The occasion began with a Pontifical Mass presided over by His Grace, Most Rev. Anthony Obinna, Archbishop of Owerri cum Parish Priest of the Cathedral Parish.

In his homily, Archbishop Obinna called on Christians to live a life of witnessing to Christ at all times. He said that the zeal to preach the word of God is like a fire that burns inside the heart of a Christian and will not abate until one bears witness to Christ. This, he said, must be done in the course of our daily lives, in our places of work, in our families, among our friends, through living life that is Christ-like.

He congratulated the Christian fathers on the occasion and appealed for support to enable them complete their building project in no distant time. His Grace also appreciated the performance of the CMO choir during the Mass.

The theme for the parish celebration is: “Catholic Men As Spiritual Heads of the Domestic Church: Implications in the Family.”

The parish CMO used the celebration to raise fund for the roofing of their building project named: “St. Joseph’s Hall of Faith.”

In his brief remark at the occasion, the Parish CMO President, Arc. Anthony Emeka Ozoude said, “We have been able to complete the block work,” adding that, “the task before us now is to put a roof on the building.”

He therefore made a passionate appeal for generous donations from members and well wishers, assuring donors that every kobo donated will be prudently applied for the purpose.

Arc. Ozoude recalled that early this year, the parish CMO executive identified a three-prong programme of focus, namely: Membership revalidation, Debt recovery and Fund raising for the roofing.

He advised members not to sit on the fence anymore as there is so much to gain spiritually, morally and even intellectually from participating in the CMO activities both at the parish, stations and prayer groups levels.
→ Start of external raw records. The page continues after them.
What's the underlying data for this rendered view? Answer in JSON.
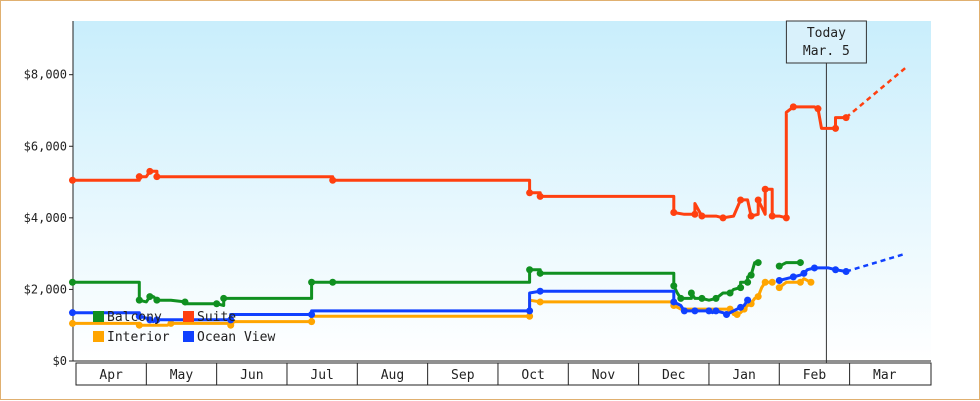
{
  "chart_data": {
    "type": "line",
    "title": "",
    "xlabel": "",
    "ylabel": "",
    "ylim": [
      0,
      9500
    ],
    "y_ticks": [
      "$0",
      "$2,000",
      "$4,000",
      "$6,000",
      "$8,000"
    ],
    "y_tick_values": [
      0,
      2000,
      4000,
      6000,
      8000
    ],
    "x_months": [
      "Apr",
      "May",
      "Jun",
      "Jul",
      "Aug",
      "Sep",
      "Oct",
      "Nov",
      "Dec",
      "Jan",
      "Feb",
      "Mar"
    ],
    "grid": "none",
    "background": "gradient light-blue to white",
    "legend_placement": "bottom-left",
    "today_marker": {
      "line1": "Today",
      "line2": "Mar. 5",
      "x": 10.67
    },
    "series": [
      {
        "name": "Suite",
        "color": "#ff4010",
        "points": [
          [
            -0.05,
            5050
          ],
          [
            0.9,
            5050
          ],
          [
            0.9,
            5150
          ],
          [
            1.0,
            5150
          ],
          [
            1.05,
            5300
          ],
          [
            1.15,
            5300
          ],
          [
            1.15,
            5150
          ],
          [
            3.65,
            5150
          ],
          [
            3.65,
            5050
          ],
          [
            6.45,
            5050
          ],
          [
            6.45,
            4700
          ],
          [
            6.6,
            4700
          ],
          [
            6.6,
            4600
          ],
          [
            8.5,
            4600
          ],
          [
            8.5,
            4150
          ],
          [
            8.65,
            4100
          ],
          [
            8.8,
            4100
          ],
          [
            8.8,
            4400
          ],
          [
            8.9,
            4050
          ],
          [
            9.1,
            4050
          ],
          [
            9.2,
            4000
          ],
          [
            9.35,
            4050
          ],
          [
            9.45,
            4500
          ],
          [
            9.55,
            4500
          ],
          [
            9.6,
            4050
          ],
          [
            9.7,
            4100
          ],
          [
            9.7,
            4500
          ],
          [
            9.8,
            4100
          ],
          [
            9.8,
            4800
          ],
          [
            9.9,
            4800
          ],
          [
            9.9,
            4050
          ],
          [
            10.0,
            4050
          ],
          [
            10.1,
            4000
          ],
          [
            10.1,
            6950
          ],
          [
            10.2,
            7100
          ],
          [
            10.5,
            7100
          ],
          [
            10.55,
            7050
          ],
          [
            10.6,
            6500
          ],
          [
            10.8,
            6500
          ],
          [
            10.8,
            6800
          ],
          [
            10.95,
            6800
          ]
        ],
        "forecast": [
          [
            10.95,
            6800
          ],
          [
            11.8,
            8200
          ]
        ]
      },
      {
        "name": "Balcony",
        "color": "#109020",
        "points": [
          [
            -0.05,
            2200
          ],
          [
            0.9,
            2200
          ],
          [
            0.9,
            1700
          ],
          [
            1.0,
            1650
          ],
          [
            1.05,
            1800
          ],
          [
            1.1,
            1800
          ],
          [
            1.15,
            1700
          ],
          [
            1.35,
            1700
          ],
          [
            1.55,
            1650
          ],
          [
            1.55,
            1600
          ],
          [
            2.0,
            1600
          ],
          [
            2.1,
            1550
          ],
          [
            2.1,
            1750
          ],
          [
            3.35,
            1750
          ],
          [
            3.35,
            2200
          ],
          [
            3.65,
            2200
          ],
          [
            3.65,
            2200
          ],
          [
            6.45,
            2200
          ],
          [
            6.45,
            2550
          ],
          [
            6.6,
            2550
          ],
          [
            6.6,
            2450
          ],
          [
            8.5,
            2450
          ],
          [
            8.5,
            2100
          ],
          [
            8.55,
            1900
          ],
          [
            8.6,
            1750
          ],
          [
            8.75,
            1750
          ],
          [
            8.75,
            1900
          ],
          [
            8.8,
            1750
          ],
          [
            8.9,
            1750
          ],
          [
            9.0,
            1700
          ],
          [
            9.1,
            1750
          ],
          [
            9.2,
            1900
          ],
          [
            9.3,
            1900
          ],
          [
            9.35,
            2000
          ],
          [
            9.45,
            2050
          ],
          [
            9.45,
            2200
          ],
          [
            9.55,
            2200
          ],
          [
            9.55,
            2350
          ],
          [
            9.6,
            2400
          ],
          [
            9.65,
            2750
          ],
          [
            9.7,
            2750
          ]
        ],
        "points_b": [
          [
            10.0,
            2650
          ],
          [
            10.1,
            2750
          ],
          [
            10.3,
            2750
          ]
        ],
        "forecast": []
      },
      {
        "name": "Interior",
        "color": "#ffa500",
        "points": [
          [
            -0.05,
            1050
          ],
          [
            0.9,
            1050
          ],
          [
            0.9,
            1000
          ],
          [
            1.3,
            1000
          ],
          [
            1.35,
            1050
          ],
          [
            2.2,
            1050
          ],
          [
            2.2,
            1000
          ],
          [
            2.25,
            1100
          ],
          [
            3.35,
            1100
          ],
          [
            3.35,
            1250
          ],
          [
            6.45,
            1250
          ],
          [
            6.45,
            1700
          ],
          [
            6.6,
            1650
          ],
          [
            8.5,
            1650
          ],
          [
            8.5,
            1550
          ],
          [
            8.6,
            1450
          ],
          [
            9.3,
            1450
          ],
          [
            9.35,
            1300
          ],
          [
            9.4,
            1300
          ],
          [
            9.45,
            1350
          ],
          [
            9.5,
            1450
          ],
          [
            9.55,
            1550
          ],
          [
            9.6,
            1600
          ],
          [
            9.65,
            1750
          ],
          [
            9.7,
            1800
          ],
          [
            9.75,
            2050
          ],
          [
            9.8,
            2200
          ],
          [
            9.9,
            2200
          ]
        ],
        "points_b": [
          [
            10.0,
            2050
          ],
          [
            10.1,
            2200
          ],
          [
            10.3,
            2200
          ],
          [
            10.35,
            2300
          ],
          [
            10.45,
            2200
          ]
        ],
        "forecast": []
      },
      {
        "name": "Ocean View",
        "color": "#1040ff",
        "points": [
          [
            -0.05,
            1350
          ],
          [
            0.9,
            1350
          ],
          [
            0.9,
            1250
          ],
          [
            1.0,
            1200
          ],
          [
            1.05,
            1150
          ],
          [
            1.1,
            1100
          ],
          [
            1.15,
            1150
          ],
          [
            1.35,
            1150
          ],
          [
            2.2,
            1150
          ],
          [
            2.2,
            1300
          ],
          [
            3.35,
            1300
          ],
          [
            3.35,
            1400
          ],
          [
            6.45,
            1400
          ],
          [
            6.45,
            1900
          ],
          [
            6.6,
            1950
          ],
          [
            8.5,
            1950
          ],
          [
            8.5,
            1650
          ],
          [
            8.6,
            1550
          ],
          [
            8.65,
            1400
          ],
          [
            8.75,
            1400
          ],
          [
            8.8,
            1400
          ],
          [
            8.9,
            1400
          ],
          [
            9.0,
            1400
          ],
          [
            9.05,
            1350
          ],
          [
            9.1,
            1400
          ],
          [
            9.2,
            1350
          ],
          [
            9.25,
            1300
          ],
          [
            9.35,
            1400
          ],
          [
            9.45,
            1500
          ],
          [
            9.5,
            1550
          ],
          [
            9.55,
            1700
          ]
        ],
        "points_b": [
          [
            10.0,
            2250
          ],
          [
            10.1,
            2300
          ],
          [
            10.2,
            2350
          ],
          [
            10.3,
            2400
          ],
          [
            10.35,
            2450
          ],
          [
            10.4,
            2550
          ],
          [
            10.5,
            2600
          ],
          [
            10.7,
            2600
          ],
          [
            10.8,
            2550
          ],
          [
            10.95,
            2500
          ]
        ],
        "forecast": [
          [
            10.95,
            2500
          ],
          [
            11.8,
            3000
          ]
        ]
      }
    ]
  }
}
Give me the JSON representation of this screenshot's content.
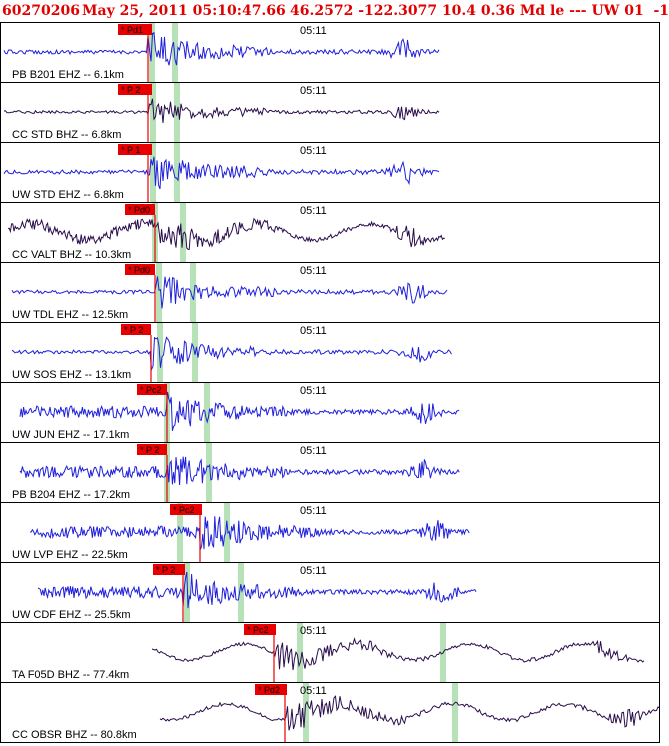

“The committed members who attend our programmes regularly have discovered this and have remained resolute in their participation,” he said.

Activities marking this year’s celebration included Retreat, visit to ailing members in their homes, thanksgiving Mass blessing of the mini altars for the 5 prayer groups of CMO etc.

Arc. Ozoude thanked in a special way, Archbishop Obinna, the Cathedral Administrator and priests working in the Cathedral for their support. He also commended the various stations and prayer groups for their cooperation.

The CMO president acknowledged the good work and sacrifice of the Planning Committee, headed by Dr. Uche Ukozor and thanked them for a job well done.